Наджиб громко застонал и, прижав ко лбу руку, зашатался как пьяный. Он влюбился в своего злейшего врага.
Он влюбился в нее! Из миллиардов живущих на земле женщин его угораздило влюбиться в Дэлию Боралеви – своего заклятого врага.
Сознание этого было подобно физическому удару, оно с такой силой обрушилось на него, что он отшатнулся. С минуту, как безумный, беспорядочно метался по комнате. Наконец, пошатываясь, подошел к стеклянной стене и раздернул белые шелковые занавески.
Его окна выходили на восток, открывая взору первые сероватые проблески зари, окрасившей небо. На его глазах солнце начало свою ежедневную битву с ночью. Затем так внезапно, как бывает только в пустыне, оно победно выкатилось из-за горизонта, и его лимонно-желтое зарево с такой скоростью и силой взорвало ночь на куски, что ему пришлось прикрыть рукой глаза.

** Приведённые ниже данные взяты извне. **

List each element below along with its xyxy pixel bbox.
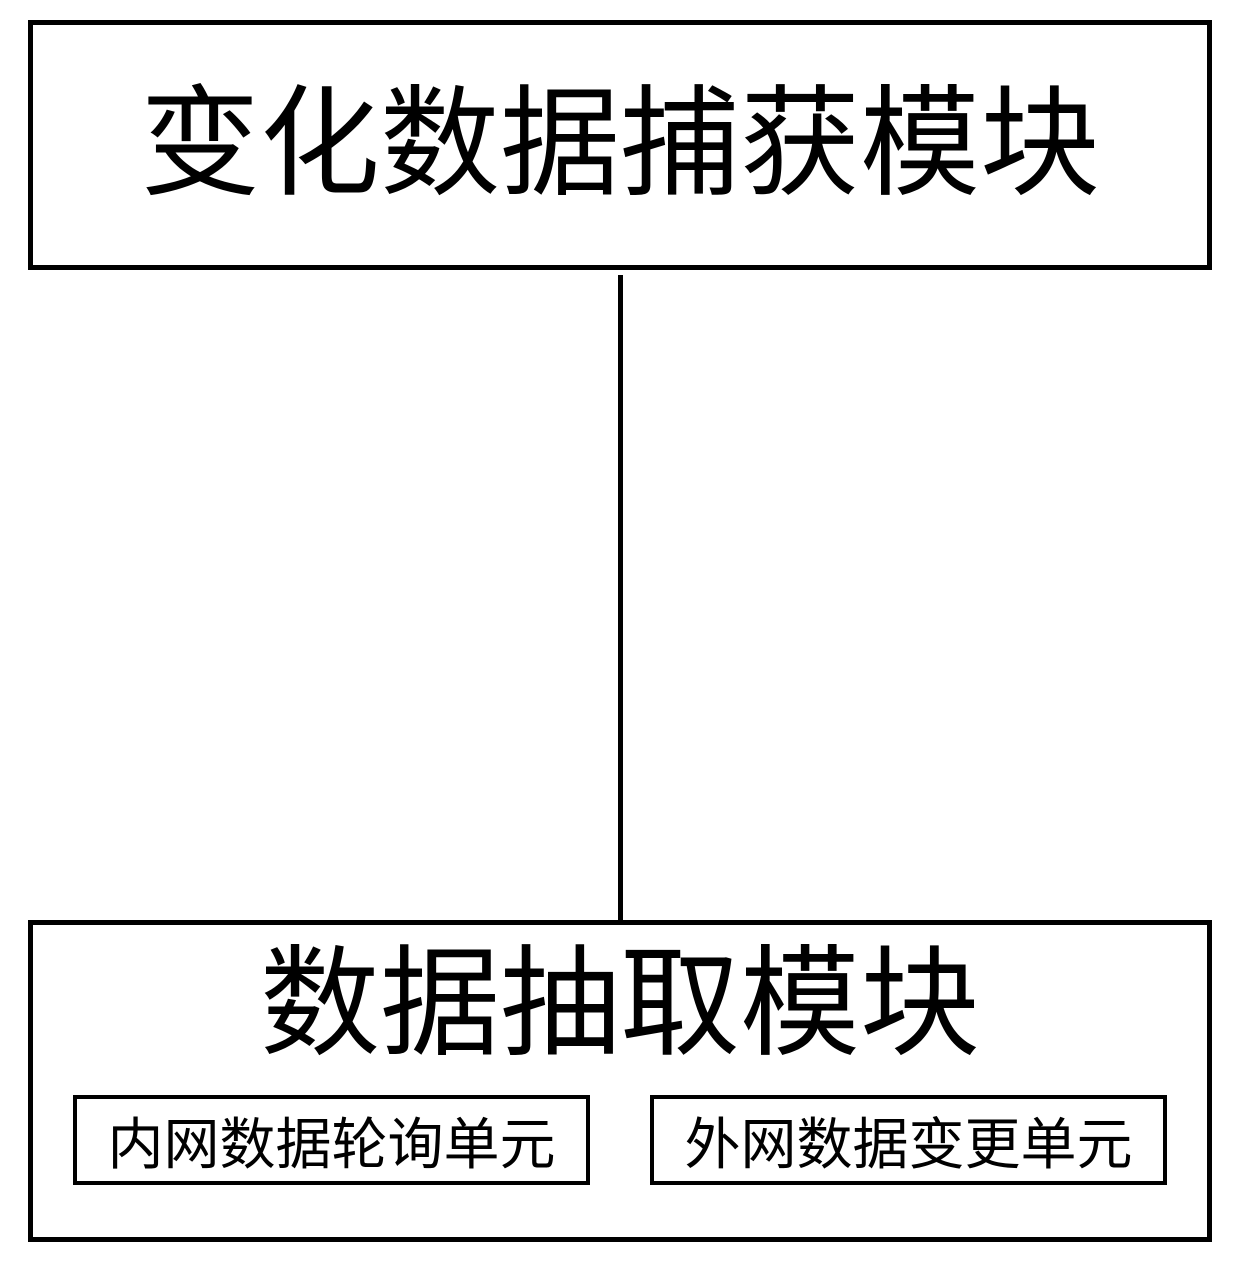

С приходом солнца тревога Наджиба испарилась, и на его лице отразилось некое подобие изумления. Так же внезапно, как восход солнца, на него с быстротой молнии снизошло озарение! Его как громом поразило, освободив сознание и распахнув настежь двери. Он был ослеплен простотой своего положения.
Пусть все катится ко всем чертям! Он влюблен, а любовь, как известно, устанавливает свои собственные законы. Ну и что из того, что она еврейка? Почему он должен ненавидеть ее и породившую ее семью? Ну и что из того, что Абдулла постарается его раздавить? Ну и что?
Он любит ее, и, если для того, чтобы произросла его любовь, понадобилось посеять семена ненависти, это лишь доказывает, какой большой властью наделено это чувство. А главное, если любовь может родиться на тлеющих углях мрака и разрушения, значит, поэты действительно правы, говоря, что любви подвластны все.
Остальное не имеет значения; теперь он знал это. Даже если это убьет его, даже если она так никогда и не сможет простить ему своего заключения, даже если она никогда больше не скажет ему ни слова, он все равно докажет ей свою любовь, вырвав из когтей Абдуллы.
Он даст ей свободу!
Его глаза сияли, душа пела. Впервые в жизни Наджиб ощутил, как прилив чистой, незамутненной радости переполняет его с такой силой, что ему казалось, будто он оторвался от земли и воспарил в воздух.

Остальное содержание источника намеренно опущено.